Et à côté de cette montée en puissance des sanctions administratives, l’action pénale se poursuit également avec plus de 600 PV depuis juillet. Je souhaite saluer ici l’action de l’ensemble des services de contrôle, et en particulier des agents de mon ministère.

Vous le voyez, beaucoup a été fait. Mais nous ne comptons pas nous arrêter là.

Les contrôles seront encore amplifiés, notamment le soir et le week-end. Nous ne devons pas donner de répit aux fraudeurs.
Je souhaite en outre parachever notre arsenal législatif. Le projet de loi que je porte contiendra une nouvelle série de mesures en matière de lutte contre la fraude au détachement, inspirée des préconisations du Conseil économique, social et environnemental dont j’ai eu l’occasion à plusieurs reprises de saluer la qualité des travaux.

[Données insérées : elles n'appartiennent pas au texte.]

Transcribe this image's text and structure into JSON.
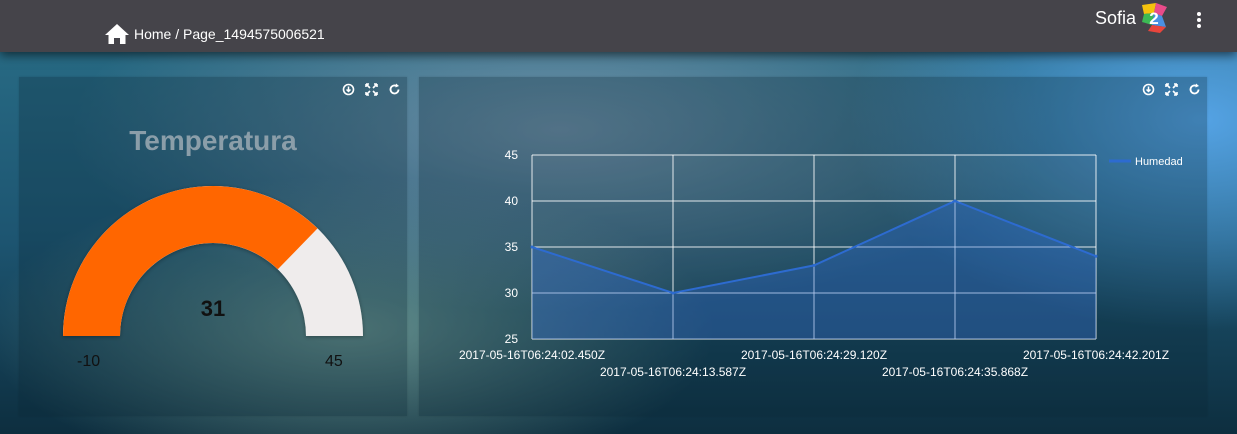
{
  "breadcrumb": {
    "text": "Home / Page_1494575006521"
  },
  "brand": {
    "name": "Sofia",
    "logo_text": "2"
  },
  "gauge": {
    "title": "Temperatura",
    "value": 31,
    "min": -10,
    "max": 45,
    "min_label": "-10",
    "max_label": "45",
    "value_label": "31",
    "fill_color": "#ff6600",
    "track_color": "#efecec"
  },
  "chart_data": {
    "type": "area",
    "title": "",
    "xlabel": "",
    "ylabel": "",
    "ylim": [
      25,
      45
    ],
    "yticks": [
      "45",
      "40",
      "35",
      "30",
      "25"
    ],
    "x": [
      "2017-05-16T06:24:02.450Z",
      "2017-05-16T06:24:13.587Z",
      "2017-05-16T06:24:29.120Z",
      "2017-05-16T06:24:35.868Z",
      "2017-05-16T06:24:42.201Z"
    ],
    "series": [
      {
        "name": "Humedad",
        "values": [
          35,
          30,
          33,
          40,
          34
        ],
        "color": "#2d6bd0"
      }
    ],
    "grid": true,
    "legend": "top-right"
  }
}
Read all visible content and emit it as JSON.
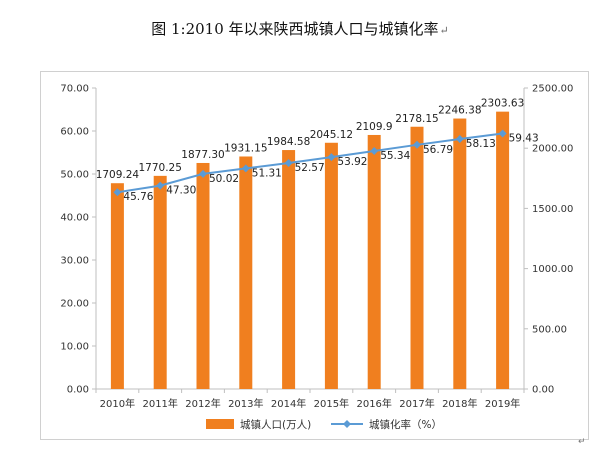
{
  "title": "图 1:2010 年以来陕西城镇人口与城镇化率",
  "title_mark": "↵",
  "trail_mark": "↵",
  "chart_data": {
    "type": "bar+line",
    "categories": [
      "2010年",
      "2011年",
      "2012年",
      "2013年",
      "2014年",
      "2015年",
      "2016年",
      "2017年",
      "2018年",
      "2019年"
    ],
    "series": [
      {
        "name": "城镇人口(万人)",
        "type": "bar",
        "axis": "right",
        "color": "#F07F1F",
        "values": [
          1709.24,
          1770.25,
          1877.3,
          1931.15,
          1984.58,
          2045.12,
          2109.9,
          2178.15,
          2246.38,
          2303.63
        ],
        "labels": [
          "1709.24",
          "1770.25",
          "1877.30",
          "1931.15",
          "1984.58",
          "2045.12",
          "2109.9",
          "2178.15",
          "2246.38",
          "2303.63"
        ]
      },
      {
        "name": "城镇化率（%）",
        "type": "line",
        "axis": "left",
        "color": "#5B9BD5",
        "values": [
          45.76,
          47.3,
          50.02,
          51.31,
          52.57,
          53.92,
          55.34,
          56.79,
          58.13,
          59.43
        ],
        "labels": [
          "45.76",
          "47.30",
          "50.02",
          "51.31",
          "52.57",
          "53.92",
          "55.34",
          "56.79",
          "58.13",
          "59.43"
        ]
      }
    ],
    "left_axis": {
      "range": [
        0,
        70
      ],
      "ticks": [
        0,
        10,
        20,
        30,
        40,
        50,
        60,
        70
      ],
      "tick_labels": [
        "0.00",
        "10.00",
        "20.00",
        "30.00",
        "40.00",
        "50.00",
        "60.00",
        "70.00"
      ]
    },
    "right_axis": {
      "range": [
        0,
        2500
      ],
      "ticks": [
        0,
        500,
        1000,
        1500,
        2000,
        2500
      ],
      "tick_labels": [
        "0.00",
        "500.00",
        "1000.00",
        "1500.00",
        "2000.00",
        "2500.00"
      ]
    },
    "grid": false,
    "legend_position": "bottom"
  }
}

Je veux étendre l’obligation de vigilance des maîtres d’ouvrage.

Je veux que l’employeur qui détache des salariés participe via un droit de timbre aux coûts administratifs liés au détachement.

Je veux aussi étendre la possibilité pour le DIRECCTE de suspendre la prestation de service internationale aux cas où l’employeur n’a pas fait de déclaration de détachement.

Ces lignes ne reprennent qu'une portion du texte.